Schlaf am Zug: Castroper Straße 1a, Notschlafstelle für Jugendliche (täglich ab 20 Uhr).
Lebensmittel
Wattenscheider Tafel: mittags Ausgabe an mehreren Stationen im Stadtgebiet; Info: 0 23 27/32 85 97 und www.wattenscheider-tafel.de
Suppenküche: Stühmeyerstraße 33, Mittagessen für 50 Cent montags, dienstags, donnerstags und freitags von 10.30 bis 13.30 Uhr.
Bekleidung
DRK-Kleiderkammer: Amtshaus Gerthe, Heinrichstraße 42, Ausgabe jeden ersten und dritten Donnerstag im Monat und jeden zweiten und vierten Dienstag im Monat von 15 bis 18 Uhr.
Beratung und Hilfe
Bahnhofsmission: Hauptbahnhof Kurt-Schumacher-Platz, montags bis freitags von 9 bis 18 Uhr, samstags bis 16 Uhr geöffnet.

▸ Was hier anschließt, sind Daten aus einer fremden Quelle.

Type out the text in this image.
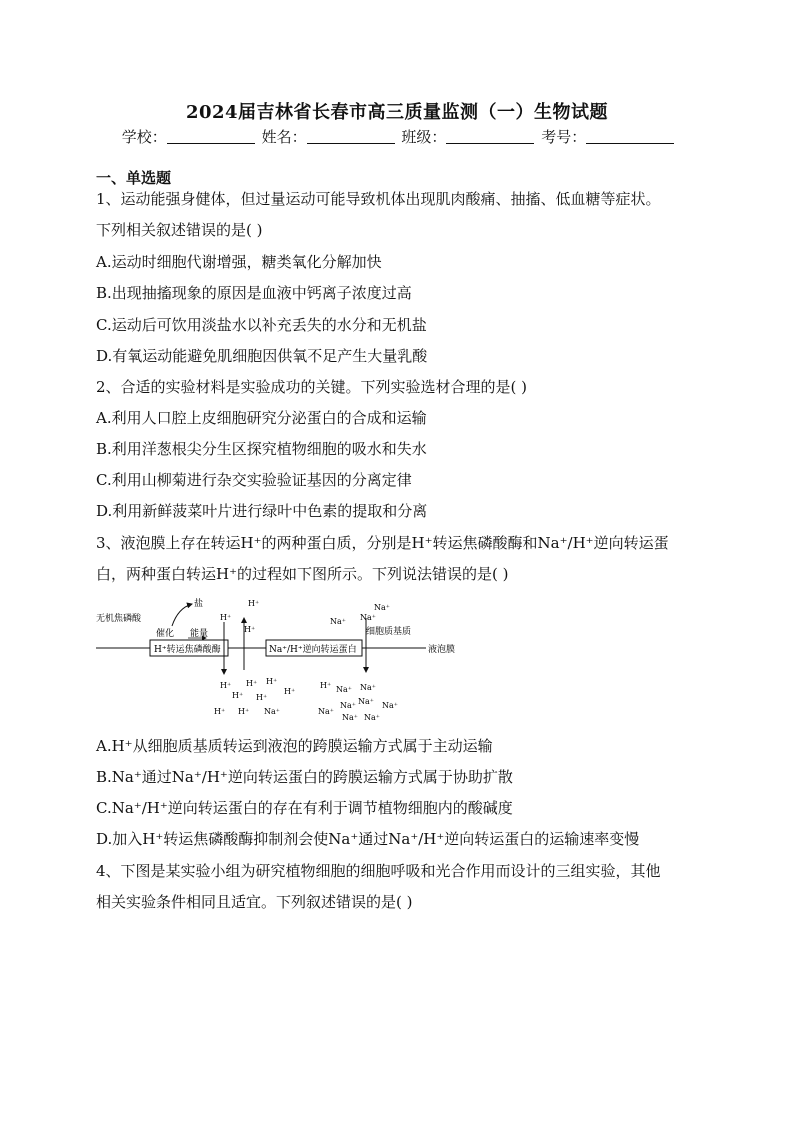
2024届吉林省长春市高三质量监测（一）生物试题
学校：	姓名：	班级：	考号：
一、单选题
1、运动能强身健体，但过量运动可能导致机体出现肌肉酸痛、抽搐、低血糖等症状。
下列相关叙述错误的是( )
A.运动时细胞代谢增强，糖类氧化分解加快
B.出现抽搐现象的原因是血液中钙离子浓度过高
C.运动后可饮用淡盐水以补充丢失的水分和无机盐
D.有氧运动能避免肌细胞因供氧不足产生大量乳酸
2、合适的实验材料是实验成功的关键。下列实验选材合理的是( )
A.利用人口腔上皮细胞研究分泌蛋白的合成和运输
B.利用洋葱根尖分生区探究植物细胞的吸水和失水
C.利用山柳菊进行杂交实验验证基因的分离定律
D.利用新鲜菠菜叶片进行绿叶中色素的提取和分离
3、液泡膜上存在转运H⁺的两种蛋白质，分别是H⁺转运焦磷酸酶和Na⁺/H⁺逆向转运蛋
白，两种蛋白转运H⁺的过程如下图所示。下列说法错误的是( )
H⁺转运焦磷酸酶	Na⁺/H⁺逆向转运蛋白
无机焦磷酸
盐
催化 能量	细胞质基质
液泡膜
H⁺
H⁺
H⁺
Na⁺ Na⁺
Na⁺
H⁺ H⁺ H⁺
H⁺
H⁺ H⁺
H⁺ H⁺ Na⁺
H⁺ Na⁺ Na⁺
Na⁺
Na⁺ Na⁺ Na⁺
Na⁺ Na⁺
A.H⁺从细胞质基质转运到液泡的跨膜运输方式属于主动运输
B.Na⁺通过Na⁺/H⁺逆向转运蛋白的跨膜运输方式属于协助扩散
C.Na⁺/H⁺逆向转运蛋白的存在有利于调节植物细胞内的酸碱度
D.加入H⁺转运焦磷酸酶抑制剂会使Na⁺通过Na⁺/H⁺逆向转运蛋白的运输速率变慢
4、下图是某实验小组为研究植物细胞的细胞呼吸和光合作用而设计的三组实验，其他
相关实验条件相同且适宜。下列叙述错误的是( )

Beratungsstelle für alleinstehende wohnungslose Männer: Westring 28, montags bis freitags ab 8 Uhr, Duschen, Waschen, Post- und Meldeadresse einrichten.
Sprungbrett: Ferdinandstraße 36, Anlaufstelle für Jugendliche und junge Erwachsene, montags bis freitags von 12 bis 15 Uhr geöffnet.

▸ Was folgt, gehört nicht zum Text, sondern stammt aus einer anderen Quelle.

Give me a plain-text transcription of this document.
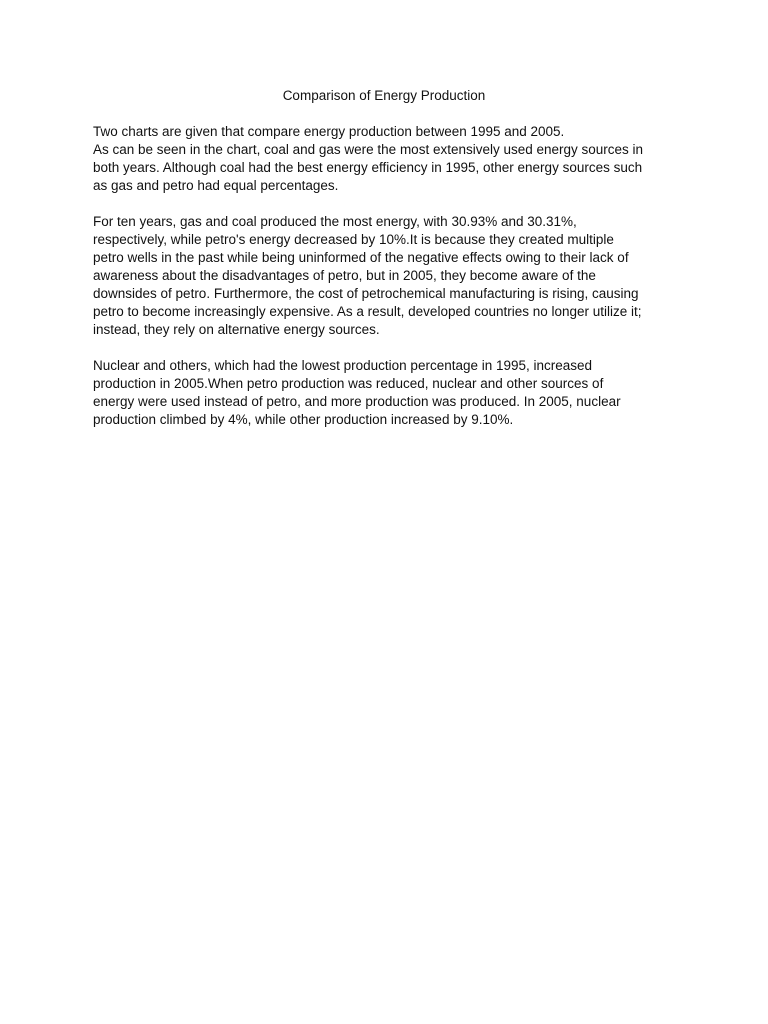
Comparison of Energy Production

Two charts are given that compare energy production between 1995 and 2005.
As can be seen in the chart, coal and gas were the most extensively used energy sources in
both years. Although coal had the best energy efficiency in 1995, other energy sources such
as gas and petro had equal percentages.

For ten years, gas and coal produced the most energy, with 30.93% and 30.31%,
respectively, while petro's energy decreased by 10%.It is because they created multiple
petro wells in the past while being uninformed of the negative effects owing to their lack of
awareness about the disadvantages of petro, but in 2005, they become aware of the
downsides of petro. Furthermore, the cost of petrochemical manufacturing is rising, causing
petro to become increasingly expensive. As a result, developed countries no longer utilize it;
instead, they rely on alternative energy sources.

Nuclear and others, which had the lowest production percentage in 1995, increased
production in 2005.When petro production was reduced, nuclear and other sources of
energy were used instead of petro, and more production was produced. In 2005, nuclear
production climbed by 4%, while other production increased by 9.10%.
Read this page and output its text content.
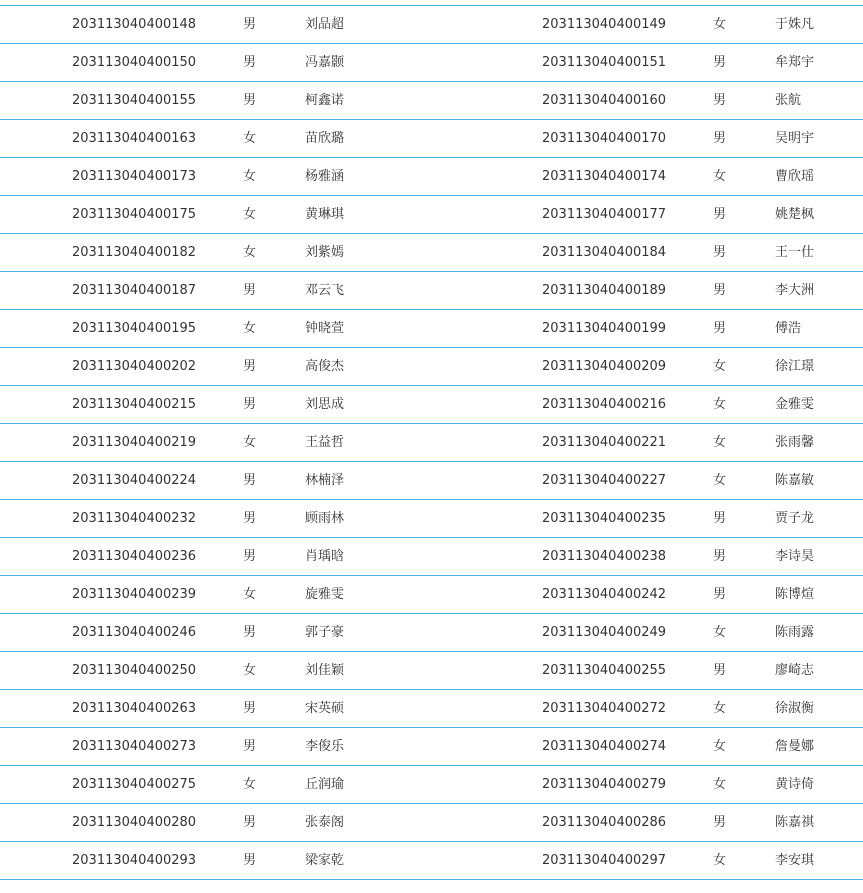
203113040400148	男	刘品超	203113040400149	女	于姝凡
203113040400150	男	冯嘉颢	203113040400151	男	牟郑宇
203113040400155	男	柯鑫诺	203113040400160	男	张航
203113040400163	女	苗欣璐	203113040400170	男	吴明宇
203113040400173	女	杨雅涵	203113040400174	女	曹欣瑶
203113040400175	女	黄琳琪	203113040400177	男	姚楚枫
203113040400182	女	刘紫嫣	203113040400184	男	王一仕
203113040400187	男	邓云飞	203113040400189	男	李大洲
203113040400195	女	钟晓萱	203113040400199	男	傅浩
203113040400202	男	高俊杰	203113040400209	女	徐江璟
203113040400215	男	刘思成	203113040400216	女	金雅雯
203113040400219	女	王益哲	203113040400221	女	张雨馨
203113040400224	男	林楠泽	203113040400227	女	陈嘉敏
203113040400232	男	顾雨林	203113040400235	男	贾子龙
203113040400236	男	肖瑀晗	203113040400238	男	李诗昊
203113040400239	女	旋雅雯	203113040400242	男	陈博煊
203113040400246	男	郭子豪	203113040400249	女	陈雨露
203113040400250	女	刘佳颖	203113040400255	男	廖崎志
203113040400263	男	宋英硕	203113040400272	女	徐淑衡
203113040400273	男	李俊乐	203113040400274	女	詹曼娜
203113040400275	女	丘润瑜	203113040400279	女	黄诗倚
203113040400280	男	张泰阁	203113040400286	男	陈嘉祺
203113040400293	男	梁家乾	203113040400297	女	李安琪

Caritas-Schuldnerberatung: Lohbergstraße 2, Infos montags bis freitags 9 bis 10 Uhr, 0234/307 050.
Nahezu alle kirchlichen und privaten Einrichtungen haben ständig Bedarf an ehrenamtlichen Mitarbeitern. Wer sich für bedürftige Menschen in Bochum engagieren will, findet u.a. hier Ansprechpartner:
Suppenküche
Gesucht werden Menschen, die einmal wöchentlich bei der Essensausgabe mithelfen: 0234/640 53 23, Mail: bochumer-suppenkueche@t-online.de
Wattenscheider Tafel
Tatkräftige Hilfe bei der Tafel-Arbeit an den über 30 Ausgabestationen ist stets willkommen. Ausführliche Infos: 0 23 27/32 85 97; E-Mail: info@wattenscheider-tafel.de
Bahnhofsmission
Das Team im Hauptbahnhof freut sich über jede ehrenamtliche Unterstützung. Info: 0234/6 61 47.